Its where many Indians go to cremate their dead. The city is choked with teams of people running through town with beautifully draped corpses. You can hear them coming because there are always at least 2 drummers with the team. Just imagine: drummers with JOBS! Plus an audience that cant throw things at you.
Anyway we spent a lot of time walking around the ghats – and there is grey dust everywhere, and grey mud – and the city itself is swathed in a grey mist, and grey dust. You’re walking around – and you know whats in that grey dust. Now its a week later and my feet are still black. I cant get the dead people out of my feet. And you thought cracked heels were bad. Its freaking me out. I need a spiritual podiatrist. Or maybe a spiritualist with a foot fetish. I’m not sure.
Love the Singapore Zoo. The zoo is branching out and we chose the River Safari this time. Fun – Not sure that Pandas are at all located in riparian landscapes – however they’re ridiculously cute and an extra reason to visit.
The New Year garden decorations were very pretty.
Walking in a monkey enclosure is not that exciting after actively avoiding monkies in India. Though these ones were cute.
monkies are not as cute as my kids sitting on giant pandas.
and well in the cuteness competition… they winner does go to the panda.
The oft overlooked and forgotten Red Panda.
PS After visiting the otters at the zoo, Audrey has become obsessed and only wants an otter for her birthday next week. Nothing else!
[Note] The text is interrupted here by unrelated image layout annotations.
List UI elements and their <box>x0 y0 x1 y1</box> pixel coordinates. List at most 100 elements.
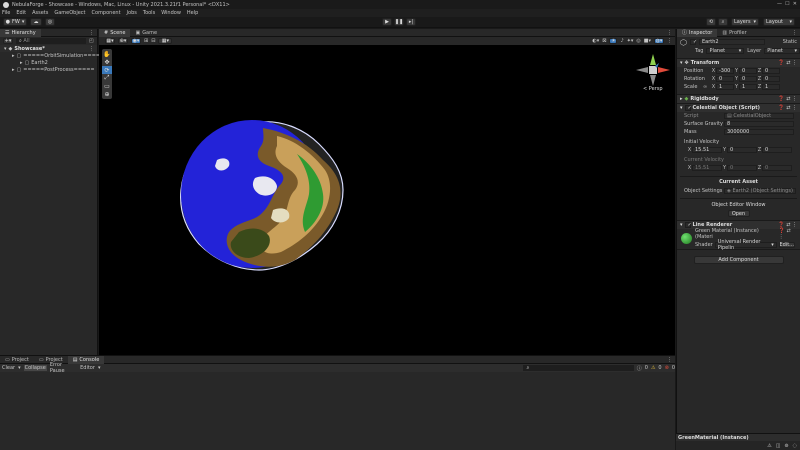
progress-icon[interactable]: ◌ <box>793 443 797 449</box>
initial-velocity-y-field[interactable]: 0 <box>727 147 757 153</box>
layout-dropdown[interactable]: Layout ▾ <box>763 18 795 26</box>
open-button[interactable]: Open <box>727 210 750 217</box>
cache-icon[interactable]: ◫ <box>776 443 781 449</box>
menu-tools[interactable]: Tools <box>143 10 155 16</box>
grid-icon[interactable]: ⊞ <box>144 38 148 44</box>
mass-field[interactable]: 3000000 <box>724 129 794 135</box>
tab-game[interactable]: ▣ Game <box>130 29 162 37</box>
menu-jobs[interactable]: Jobs <box>127 10 137 16</box>
shading-mode-icon[interactable]: ◐▾ <box>592 38 599 44</box>
rotate-tool-icon[interactable]: ⟳ <box>102 66 112 74</box>
preview-header[interactable]: GreenMaterial (Instance) <box>676 433 800 441</box>
scale-x-field[interactable]: 1 <box>716 84 734 90</box>
chevron-down-icon[interactable]: ▾ <box>18 365 21 371</box>
shader-dropdown[interactable]: Universal Render Pipelin ▾ <box>714 239 777 251</box>
hand-tool-icon[interactable]: ✋ <box>102 50 112 58</box>
transform-tool-icon[interactable]: ⊕ <box>102 90 112 98</box>
transform-header[interactable]: ▾ ✥ Transform ❓ ⇄ ⋮ <box>677 58 800 67</box>
more-options-icon[interactable]: ⋮ <box>667 30 672 36</box>
snap-icon[interactable]: ⊟ <box>151 38 155 44</box>
static-toggle[interactable]: Static <box>783 39 797 45</box>
add-button[interactable]: +▾ <box>3 38 13 44</box>
component-options-icon[interactable]: ❓ ⇄ ⋮ <box>779 228 797 240</box>
list-item[interactable]: ▸ ▢ =====OrbitSimulation===== <box>0 52 104 59</box>
info-count-icon[interactable]: ⓘ <box>637 365 642 372</box>
menu-file[interactable]: File <box>2 10 10 16</box>
audio-toggle-icon[interactable]: ♪ <box>620 38 623 44</box>
tab-inspector[interactable]: ⓘ Inspector <box>677 28 718 37</box>
menu-assets[interactable]: Assets <box>32 10 48 16</box>
position-z-field[interactable]: 0 <box>762 68 780 74</box>
more-options-icon[interactable]: ⋮ <box>667 357 672 363</box>
warning-count-icon[interactable]: ⚠ <box>651 365 655 371</box>
clear-button[interactable]: Clear <box>2 365 15 371</box>
scale-z-field[interactable]: 1 <box>762 84 780 90</box>
increment-snap-button[interactable]: ▦▾ <box>158 38 173 44</box>
draw-mode-button[interactable]: ▦▾ <box>105 38 115 44</box>
object-name-field[interactable]: Earth2 <box>698 39 765 45</box>
list-item[interactable]: ▾ ◆ Showcase* ⋮ <box>0 45 97 52</box>
scene-orientation-gizmo[interactable]: < Persp <box>635 53 671 97</box>
list-item[interactable]: ▸ ▢ Earth2 <box>0 59 97 66</box>
layer-dropdown[interactable]: Planet ▾ <box>764 48 800 54</box>
tab-scene[interactable]: # Scene <box>99 28 131 37</box>
position-x-field[interactable]: -300 <box>716 68 734 74</box>
rotation-y-field[interactable]: 0 <box>739 76 757 82</box>
search-button[interactable]: ⌕ <box>718 18 728 26</box>
lighting-toggle-button[interactable]: ☀ <box>609 38 618 44</box>
console-search-input[interactable]: ⌕ <box>523 365 634 371</box>
window-controls[interactable]: — ☐ ✕ <box>777 1 797 7</box>
history-button[interactable]: ⟲ <box>706 18 716 26</box>
menu-gameobject[interactable]: GameObject <box>54 10 85 16</box>
hidden-objects-icon[interactable]: ◎ <box>636 38 640 44</box>
planet-earth2[interactable] <box>177 114 347 274</box>
layers-dropdown[interactable]: Layers ▾ <box>731 18 759 26</box>
console-warning-icon[interactable]: ⚠ <box>767 443 771 449</box>
surface-gravity-field[interactable]: 8 <box>724 121 794 127</box>
celestial-object-header[interactable]: ▾ ✓ Celestial Object (Script) ❓ ⇄ ⋮ <box>677 103 800 112</box>
menu-component[interactable]: Component <box>92 10 121 16</box>
rigidbody-header[interactable]: ▸ ◆ Rigidbody ❓ ⇄ ⋮ <box>677 94 800 103</box>
collab-status-icon[interactable]: ⊚ <box>784 443 788 449</box>
initial-velocity-x-field[interactable]: 15.51 <box>692 147 722 153</box>
effects-icon[interactable]: ✦▾ <box>627 38 634 44</box>
tab-hierarchy[interactable]: ☰ Hierarchy <box>0 28 41 37</box>
hierarchy-search-input[interactable]: ⌕ All <box>16 38 86 44</box>
camera-icon[interactable]: ■▾ <box>644 38 651 44</box>
initial-velocity-z-field[interactable]: 0 <box>762 147 792 153</box>
edit-shader-button[interactable]: Edit... <box>778 242 795 248</box>
rect-tool-icon[interactable]: ▭ <box>102 82 112 90</box>
rotation-x-field[interactable]: 0 <box>716 76 734 82</box>
component-options-icon[interactable]: ❓ ⇄ ⋮ <box>778 105 797 111</box>
global-button[interactable]: ◉▾ <box>131 38 141 44</box>
tab-profiler[interactable]: ▥ Profiler <box>717 29 751 37</box>
tab-project[interactable]: ▭ Project <box>0 356 34 364</box>
account-button[interactable]: ● FW ▾ <box>3 18 27 26</box>
link-icon[interactable]: ∞ <box>703 84 711 90</box>
more-options-icon[interactable]: ⋮ <box>667 38 672 44</box>
scale-tool-icon[interactable]: ⤢ <box>102 74 112 82</box>
more-options-icon[interactable]: ⋮ <box>89 30 94 36</box>
position-y-field[interactable]: 0 <box>739 68 757 74</box>
scale-y-field[interactable]: 1 <box>739 84 757 90</box>
menu-edit[interactable]: Edit <box>16 10 26 16</box>
menu-help[interactable]: Help <box>187 10 198 16</box>
component-options-icon[interactable]: ❓ ⇄ ⋮ <box>778 96 797 102</box>
2d-toggle-icon[interactable]: ⊠ <box>602 38 606 44</box>
editor-dropdown[interactable]: Editor <box>80 365 95 371</box>
chevron-down-icon[interactable]: ▾ <box>98 365 101 371</box>
move-tool-icon[interactable]: ✥ <box>102 58 112 66</box>
lock-icon[interactable]: ◰ <box>89 38 94 44</box>
active-checkbox[interactable]: ✓ <box>689 39 697 45</box>
component-options-icon[interactable]: ❓ ⇄ ⋮ <box>778 60 797 66</box>
more-options-icon[interactable]: ⋮ <box>89 46 94 52</box>
add-component-button[interactable]: Add Component <box>693 256 784 264</box>
tag-dropdown[interactable]: Planet ▾ <box>706 48 745 54</box>
more-options-icon[interactable]: ⋮ <box>792 30 797 36</box>
list-item[interactable]: ▸ ▢ =====PostProcess===== <box>0 66 97 73</box>
error-count-icon[interactable]: ⊗ <box>665 365 669 371</box>
collapse-button[interactable]: Collapse <box>23 365 47 371</box>
error-pause-button[interactable]: Error Pause <box>50 362 77 374</box>
play-button[interactable]: ▶ <box>382 18 392 26</box>
collab-button[interactable]: ◎ <box>45 18 55 26</box>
Welcome to Singapore and the Year of the Horse. We stopped a couple of days en route back to Australia and stayed with my cousin and her kids. A chance to be in a modern Asian city, which helped to mitigate the culture shock of leaving India. Funny moment: Visiting Chinatown just before New Year – Kirsty explained it would be crowded “but nothing like what you’ve come from”. Kids freaked – it was the most crowded place they’d been all holidays.
Year of the Wooden Horse. (horses are good, take my word for it)
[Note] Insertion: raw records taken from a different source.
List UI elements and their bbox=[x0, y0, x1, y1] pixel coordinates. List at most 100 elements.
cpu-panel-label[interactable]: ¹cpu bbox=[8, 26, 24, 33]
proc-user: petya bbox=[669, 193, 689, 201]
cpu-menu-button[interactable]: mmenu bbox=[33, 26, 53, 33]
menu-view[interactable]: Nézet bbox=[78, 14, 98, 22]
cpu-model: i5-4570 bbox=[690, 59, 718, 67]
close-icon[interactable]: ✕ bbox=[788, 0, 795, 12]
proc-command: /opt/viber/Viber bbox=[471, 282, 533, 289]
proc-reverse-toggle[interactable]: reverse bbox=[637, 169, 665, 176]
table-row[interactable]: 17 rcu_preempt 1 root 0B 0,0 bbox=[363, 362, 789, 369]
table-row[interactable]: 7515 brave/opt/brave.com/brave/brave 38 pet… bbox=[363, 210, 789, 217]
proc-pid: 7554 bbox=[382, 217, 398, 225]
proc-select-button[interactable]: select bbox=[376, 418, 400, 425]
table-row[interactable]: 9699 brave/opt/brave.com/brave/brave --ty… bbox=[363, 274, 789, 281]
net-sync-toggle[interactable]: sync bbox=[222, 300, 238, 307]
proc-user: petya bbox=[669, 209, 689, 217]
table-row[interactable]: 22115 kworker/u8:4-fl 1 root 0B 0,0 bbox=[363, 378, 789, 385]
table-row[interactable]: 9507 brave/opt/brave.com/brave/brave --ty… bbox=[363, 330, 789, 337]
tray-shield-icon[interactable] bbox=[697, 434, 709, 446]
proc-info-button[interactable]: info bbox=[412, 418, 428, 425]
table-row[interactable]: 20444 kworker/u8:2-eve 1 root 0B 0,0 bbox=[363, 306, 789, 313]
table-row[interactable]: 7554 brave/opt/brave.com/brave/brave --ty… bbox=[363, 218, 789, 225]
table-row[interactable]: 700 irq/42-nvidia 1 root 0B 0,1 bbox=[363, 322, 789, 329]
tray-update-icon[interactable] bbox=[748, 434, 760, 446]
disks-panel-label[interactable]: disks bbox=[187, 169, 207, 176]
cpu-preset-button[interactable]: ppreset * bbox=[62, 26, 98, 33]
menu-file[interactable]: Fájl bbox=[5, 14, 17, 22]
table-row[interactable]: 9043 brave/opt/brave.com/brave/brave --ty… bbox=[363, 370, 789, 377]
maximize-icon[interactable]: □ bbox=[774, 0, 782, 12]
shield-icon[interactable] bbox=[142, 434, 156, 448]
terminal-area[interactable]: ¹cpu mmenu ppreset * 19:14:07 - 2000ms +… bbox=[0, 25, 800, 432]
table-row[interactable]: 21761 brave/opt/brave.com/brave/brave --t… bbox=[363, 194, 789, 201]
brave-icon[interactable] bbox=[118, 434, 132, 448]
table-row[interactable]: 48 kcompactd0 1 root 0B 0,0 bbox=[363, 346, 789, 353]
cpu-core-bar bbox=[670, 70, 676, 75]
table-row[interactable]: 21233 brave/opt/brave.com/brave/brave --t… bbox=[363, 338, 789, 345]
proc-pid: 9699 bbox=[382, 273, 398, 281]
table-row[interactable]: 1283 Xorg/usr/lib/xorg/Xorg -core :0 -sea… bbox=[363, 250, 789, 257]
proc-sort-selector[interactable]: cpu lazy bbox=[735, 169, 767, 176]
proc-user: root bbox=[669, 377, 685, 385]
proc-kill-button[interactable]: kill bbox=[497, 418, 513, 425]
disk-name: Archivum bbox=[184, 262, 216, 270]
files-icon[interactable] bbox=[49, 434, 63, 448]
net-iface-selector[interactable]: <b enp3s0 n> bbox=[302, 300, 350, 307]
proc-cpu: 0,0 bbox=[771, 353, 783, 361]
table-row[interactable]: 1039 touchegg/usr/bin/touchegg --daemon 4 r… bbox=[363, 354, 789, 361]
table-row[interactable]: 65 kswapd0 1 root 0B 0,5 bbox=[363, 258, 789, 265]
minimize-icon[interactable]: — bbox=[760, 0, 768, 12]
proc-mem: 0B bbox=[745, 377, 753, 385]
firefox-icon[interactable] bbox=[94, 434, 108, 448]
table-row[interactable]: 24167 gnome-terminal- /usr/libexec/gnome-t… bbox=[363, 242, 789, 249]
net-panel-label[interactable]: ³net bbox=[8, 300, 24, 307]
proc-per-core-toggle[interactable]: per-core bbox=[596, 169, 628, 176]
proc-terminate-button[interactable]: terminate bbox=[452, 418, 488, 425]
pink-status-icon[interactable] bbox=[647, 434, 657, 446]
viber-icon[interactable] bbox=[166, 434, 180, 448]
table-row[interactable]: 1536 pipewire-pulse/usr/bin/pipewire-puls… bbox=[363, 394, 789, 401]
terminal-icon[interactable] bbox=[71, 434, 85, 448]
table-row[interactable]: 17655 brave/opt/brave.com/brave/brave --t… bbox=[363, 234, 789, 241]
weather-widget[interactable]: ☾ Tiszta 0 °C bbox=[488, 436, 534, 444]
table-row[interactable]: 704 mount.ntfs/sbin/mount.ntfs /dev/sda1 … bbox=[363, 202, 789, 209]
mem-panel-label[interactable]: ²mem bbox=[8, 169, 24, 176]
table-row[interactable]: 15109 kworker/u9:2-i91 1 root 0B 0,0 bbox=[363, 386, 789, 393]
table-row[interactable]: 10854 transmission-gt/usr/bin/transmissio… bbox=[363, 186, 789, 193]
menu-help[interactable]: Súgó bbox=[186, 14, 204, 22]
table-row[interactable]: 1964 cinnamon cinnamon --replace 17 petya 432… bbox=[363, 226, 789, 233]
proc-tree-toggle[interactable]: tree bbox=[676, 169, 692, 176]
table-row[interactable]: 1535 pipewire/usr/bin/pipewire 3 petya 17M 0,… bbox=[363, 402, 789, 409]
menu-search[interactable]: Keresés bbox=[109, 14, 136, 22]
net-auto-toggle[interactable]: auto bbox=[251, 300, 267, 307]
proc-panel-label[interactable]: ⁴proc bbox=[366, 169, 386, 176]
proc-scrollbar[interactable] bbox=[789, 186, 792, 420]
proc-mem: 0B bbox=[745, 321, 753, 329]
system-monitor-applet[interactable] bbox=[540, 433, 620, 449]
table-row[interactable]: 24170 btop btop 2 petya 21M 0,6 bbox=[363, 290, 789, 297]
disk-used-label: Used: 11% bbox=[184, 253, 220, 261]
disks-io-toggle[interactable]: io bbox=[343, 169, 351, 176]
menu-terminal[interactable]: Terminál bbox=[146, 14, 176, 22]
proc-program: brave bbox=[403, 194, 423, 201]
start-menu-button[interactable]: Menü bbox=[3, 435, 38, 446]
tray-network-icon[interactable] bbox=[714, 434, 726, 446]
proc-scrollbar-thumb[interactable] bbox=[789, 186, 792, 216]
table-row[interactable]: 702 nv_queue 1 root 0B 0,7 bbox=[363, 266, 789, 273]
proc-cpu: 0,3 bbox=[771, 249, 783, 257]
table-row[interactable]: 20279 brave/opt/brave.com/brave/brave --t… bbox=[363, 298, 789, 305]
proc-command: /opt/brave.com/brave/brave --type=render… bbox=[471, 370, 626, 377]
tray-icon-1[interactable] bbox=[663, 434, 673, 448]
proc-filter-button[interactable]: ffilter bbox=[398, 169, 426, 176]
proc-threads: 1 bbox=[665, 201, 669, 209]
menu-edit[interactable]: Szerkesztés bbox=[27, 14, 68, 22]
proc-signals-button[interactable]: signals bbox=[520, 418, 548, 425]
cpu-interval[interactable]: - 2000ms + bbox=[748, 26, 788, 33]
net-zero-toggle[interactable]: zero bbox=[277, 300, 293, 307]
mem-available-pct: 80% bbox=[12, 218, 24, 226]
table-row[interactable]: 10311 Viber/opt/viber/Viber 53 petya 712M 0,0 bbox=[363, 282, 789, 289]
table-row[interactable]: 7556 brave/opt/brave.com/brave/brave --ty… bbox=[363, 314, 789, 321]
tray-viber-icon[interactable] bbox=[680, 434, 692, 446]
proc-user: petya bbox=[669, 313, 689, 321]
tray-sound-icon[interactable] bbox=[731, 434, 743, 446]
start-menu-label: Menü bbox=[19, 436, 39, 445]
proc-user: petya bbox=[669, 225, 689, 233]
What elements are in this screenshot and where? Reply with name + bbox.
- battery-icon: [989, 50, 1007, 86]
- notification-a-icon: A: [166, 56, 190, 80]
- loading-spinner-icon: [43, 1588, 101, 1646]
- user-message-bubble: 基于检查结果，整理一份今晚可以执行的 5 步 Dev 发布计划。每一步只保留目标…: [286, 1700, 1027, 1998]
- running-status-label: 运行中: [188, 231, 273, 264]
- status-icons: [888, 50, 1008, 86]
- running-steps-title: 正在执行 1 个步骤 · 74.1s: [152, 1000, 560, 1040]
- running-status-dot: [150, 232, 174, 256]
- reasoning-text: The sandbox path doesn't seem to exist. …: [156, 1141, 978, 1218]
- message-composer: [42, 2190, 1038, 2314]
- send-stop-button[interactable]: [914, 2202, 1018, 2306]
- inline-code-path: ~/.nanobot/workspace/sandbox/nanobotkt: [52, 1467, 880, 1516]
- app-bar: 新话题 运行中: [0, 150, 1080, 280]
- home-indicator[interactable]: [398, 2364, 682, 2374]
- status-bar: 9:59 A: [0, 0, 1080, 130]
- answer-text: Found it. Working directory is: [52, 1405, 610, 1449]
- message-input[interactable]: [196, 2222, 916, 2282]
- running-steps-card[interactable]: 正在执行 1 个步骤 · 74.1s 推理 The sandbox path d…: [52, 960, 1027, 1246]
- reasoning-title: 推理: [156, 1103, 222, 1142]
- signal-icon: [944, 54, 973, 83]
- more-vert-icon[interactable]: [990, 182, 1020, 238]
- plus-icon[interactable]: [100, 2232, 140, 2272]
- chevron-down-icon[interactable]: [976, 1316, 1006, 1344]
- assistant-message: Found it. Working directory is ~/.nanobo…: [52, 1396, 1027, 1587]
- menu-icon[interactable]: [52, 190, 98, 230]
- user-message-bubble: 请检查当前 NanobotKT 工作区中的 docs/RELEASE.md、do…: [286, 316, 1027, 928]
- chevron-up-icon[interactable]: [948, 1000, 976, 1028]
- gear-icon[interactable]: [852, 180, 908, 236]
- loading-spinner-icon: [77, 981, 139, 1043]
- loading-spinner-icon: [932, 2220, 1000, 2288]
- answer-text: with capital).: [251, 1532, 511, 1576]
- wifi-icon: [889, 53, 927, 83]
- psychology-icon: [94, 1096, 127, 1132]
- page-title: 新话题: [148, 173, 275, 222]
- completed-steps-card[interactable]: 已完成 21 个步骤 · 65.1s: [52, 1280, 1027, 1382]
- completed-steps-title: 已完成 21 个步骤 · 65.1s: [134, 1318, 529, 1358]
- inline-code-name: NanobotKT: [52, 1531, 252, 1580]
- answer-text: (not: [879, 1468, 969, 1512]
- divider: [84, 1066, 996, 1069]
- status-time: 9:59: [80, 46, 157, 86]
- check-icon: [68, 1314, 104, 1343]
Farewell India and thanks for the ride. We hope to get back on it one day. While our leaving won’t be noticed by 1.2 billion of you (with the exception of Nick who we leave as our emissary for a little while), we keenly feel our departure.
We may be leaving India, but the pics will come for a while yet :)
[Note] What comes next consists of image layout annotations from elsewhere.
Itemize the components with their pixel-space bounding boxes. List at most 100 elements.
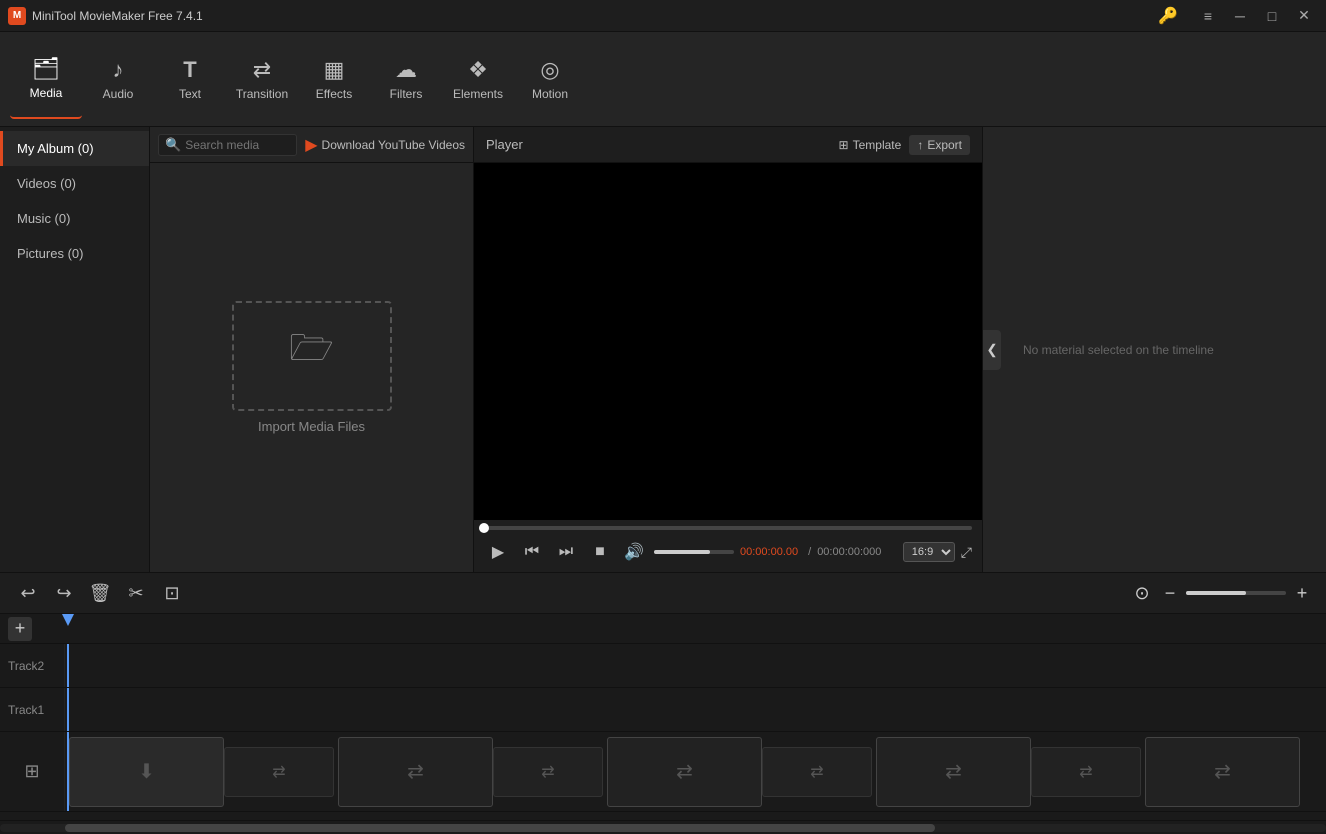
track-2: Track2 [0,644,1326,688]
media-content: 🗁 Import Media Files [150,163,473,572]
tab-filters[interactable]: ☁ Filters [370,39,442,119]
tab-elements[interactable]: ❖ Elements [442,39,514,119]
sidebar-item-pictures[interactable]: Pictures (0) [0,236,149,271]
cursor-head [62,614,74,626]
cut-button[interactable]: ✂ [120,577,152,609]
menu-button[interactable]: ≡ [1194,6,1222,26]
sidebar-item-my-album-label: My Album (0) [17,141,94,156]
minimize-button[interactable]: ─ [1226,6,1254,26]
aspect-ratio-select[interactable]: 16:9 4:3 1:1 9:16 [903,542,955,562]
tab-elements-label: Elements [453,87,503,101]
volume-slider[interactable] [654,550,734,554]
prev-frame-button[interactable]: ⏮ [518,538,546,566]
crop-button[interactable]: ⊡ [156,577,188,609]
search-box[interactable]: 🔍 [158,134,297,156]
import-media-box[interactable]: 🗁 [232,301,392,411]
app-icon: M [8,7,26,25]
sidebar-item-videos[interactable]: Videos (0) [0,166,149,201]
sidebar-item-pictures-label: Pictures (0) [17,246,83,261]
transition-block-3[interactable]: ⇄ [762,747,872,797]
export-label: Export [927,138,962,152]
zoom-slider[interactable] [1186,591,1286,595]
audio-icon: ♪ [113,57,124,83]
time-current: 00:00:00.00 [740,546,798,558]
track-1-content[interactable] [65,688,1326,731]
main-track-icon: ⊞ [0,732,65,811]
video-area [474,163,982,520]
clip-2-icon: ⇄ [407,759,424,784]
progress-bar[interactable] [484,526,972,530]
zoom-plus-button[interactable]: + [1290,581,1314,605]
zoom-fill [1186,591,1246,595]
delete-button[interactable]: 🗑 [84,577,116,609]
tab-motion[interactable]: ◎ Motion [514,39,586,119]
import-media-label: Import Media Files [258,419,365,434]
folder-icon: 🗁 [289,322,334,383]
volume-button[interactable]: 🔊 [620,538,648,566]
player: Player ⊞ Template ↑ Export ▶ ⏮ ⏭ [473,127,983,572]
transition-4-icon: ⇄ [1079,762,1092,782]
tab-filters-label: Filters [390,87,423,101]
tab-transition-label: Transition [236,87,288,101]
add-track-button[interactable]: + [8,617,32,641]
fullscreen-button[interactable]: ⤢ [961,544,972,561]
clip-3-icon: ⇄ [676,759,693,784]
tab-text[interactable]: T Text [154,39,226,119]
collapse-button[interactable]: ❮ [983,330,1001,370]
tab-media[interactable]: 🗂 Media [10,39,82,119]
stop-button[interactable]: ■ [586,538,614,566]
clip-block-5[interactable]: ⇄ [1145,737,1300,807]
export-icon: ↑ [917,138,923,152]
filters-icon: ☁ [395,57,417,83]
youtube-download-label: Download YouTube Videos [322,138,465,152]
progress-thumb [479,523,489,533]
zoom-minus-button[interactable]: − [1158,581,1182,605]
transition-2-icon: ⇄ [541,762,554,782]
scrollbar-thumb[interactable] [65,824,935,832]
clip-block-2[interactable]: ⇄ [338,737,493,807]
track-1: Track1 [0,688,1326,732]
tab-effects[interactable]: ▦ Effects [298,39,370,119]
elements-icon: ❖ [468,57,488,83]
transition-icon: ⇄ [253,57,271,83]
sidebar-item-my-album[interactable]: My Album (0) [0,131,149,166]
scrollbar-track[interactable] [0,824,1326,832]
search-input[interactable] [185,138,290,152]
tab-audio[interactable]: ♪ Audio [82,39,154,119]
export-button[interactable]: ↑ Export [909,135,970,155]
close-button[interactable]: ✕ [1290,6,1318,26]
track-2-content[interactable] [65,644,1326,687]
tab-transition[interactable]: ⇄ Transition [226,39,298,119]
tab-text-label: Text [179,87,201,101]
sidebar-item-music[interactable]: Music (0) [0,201,149,236]
text-icon: T [183,57,196,83]
maximize-button[interactable]: □ [1258,6,1286,26]
template-button[interactable]: ⊞ Template [839,135,902,155]
time-total: 00:00:00:000 [817,546,881,558]
main-track-content[interactable]: ⬇ ⇄ ⇄ ⇄ ⇄ ⇄ ⇄ [65,732,1326,811]
transition-3-icon: ⇄ [810,762,823,782]
track-2-label: Track2 [0,644,65,687]
template-label: Template [853,138,902,152]
main-area: My Album (0) Videos (0) Music (0) Pictur… [0,127,1326,572]
youtube-download-button[interactable]: ▶ Download YouTube Videos [305,135,465,155]
undo-button[interactable]: ↩ [12,577,44,609]
timeline-tracks: Track2 Track1 ⊞ ⬇ [0,644,1326,820]
sidebar-item-music-label: Music (0) [17,211,70,226]
media-toolbar: 🔍 ▶ Download YouTube Videos [150,127,473,163]
edit-buttons: ↩ ↪ 🗑 ✂ ⊡ [12,577,188,609]
clip-block-3[interactable]: ⇄ [607,737,762,807]
transition-block-4[interactable]: ⇄ [1031,747,1141,797]
key-icon[interactable]: 🔑 [1158,6,1178,26]
right-panel: ❮ No material selected on the timeline [983,127,1326,572]
clip-block-1[interactable]: ⬇ [69,737,224,807]
redo-button[interactable]: ↪ [48,577,80,609]
next-frame-button[interactable]: ⏭ [552,538,580,566]
transition-block-1[interactable]: ⇄ [224,747,334,797]
timeline-scrollbar [0,820,1326,834]
zoom-out-button[interactable]: ⊙ [1130,581,1154,605]
play-button[interactable]: ▶ [484,538,512,566]
transition-block-2[interactable]: ⇄ [493,747,603,797]
template-icon: ⊞ [839,138,849,152]
clip-block-4[interactable]: ⇄ [876,737,1031,807]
Pune is the eighth largest city in India with a population of 6 million people. Our neighbourhood, Koregaon Park, is upmarket, leafy and hosts expats working in IT and education along with visitors to the Osho Ashram. In the centre of town there is old Pune, It survived massive floods in 1961 and it’s here that you find rows of traditional shops selling saris, jewellery, hardware, sandals, musical instruments… Lucinda, Audrey and I came here to shop for saris.
The tall wooden buildings that house these shops and living quarters are on the verge of collapse. They were once beautifully ornate with carvings, wooden fretwork and coloured glass. It seems very unlikely that they will be restored. I expect they’ll be replaced with monotonous, utilitarian concrete. So here’s a little homage to the craftsmanship that went before. (Pics taken in Lakshmi Road)
It was so nice to stay in Bangalore for a few days and catch up with Australian friends; Bruce, Gail and their daughters Arabella and Jasmine. Lucinda and Audrey shout out a huge “thanks”. They had the best time playing. It was a real treat to hang out with Sandhya again too. This friendship is now in it’s 30th year and has spanned 3 continents.
Shopping for veggies with Gail
Up on top of the Nandi hills. There used to be more hills around Bangalore, but they’ve been successively mined to the ground and converted into high rise towers.
Had to be photographed.
Burgers in Bangers mate.
Having lunch with Sandhya
Sandhya and the girls. I swear Sandhya hasn’t changed in 30 years!
As a post script: On the first day back at school, Audrey’s teacher asked the class to think of everything they did on their holidays and choose two things to draw about. Audrey ran out of fingers counting what she had done (riding elephants, camels, rickshaws, tiger safaris, snorkelling…) – yet she chose to draw “Mum meeting up with her friend Sandhya”.
Fe and Alan joined us in Allepey Kerala and with the assistance of a rickshaw driver Fe, Ethan and I rode down to the docks and chose a houseboat to take us around the Keralan backwaters for a day and a night. Our main requirement was a nice airy deck to lounge around on, drink beer, read and play guitar. (Thanks Alan for some of these pics *)
I LOVE that the houseboat arrived in the morning at the front lawn of our resort to pick us up.
Reading, eating, playing
Pilgrims on a boat
Punt to take you to the other side.
There are a lot of churches on the backwaters.
Stopped at a small store, where Ethan and Lucinda got to hold the pet.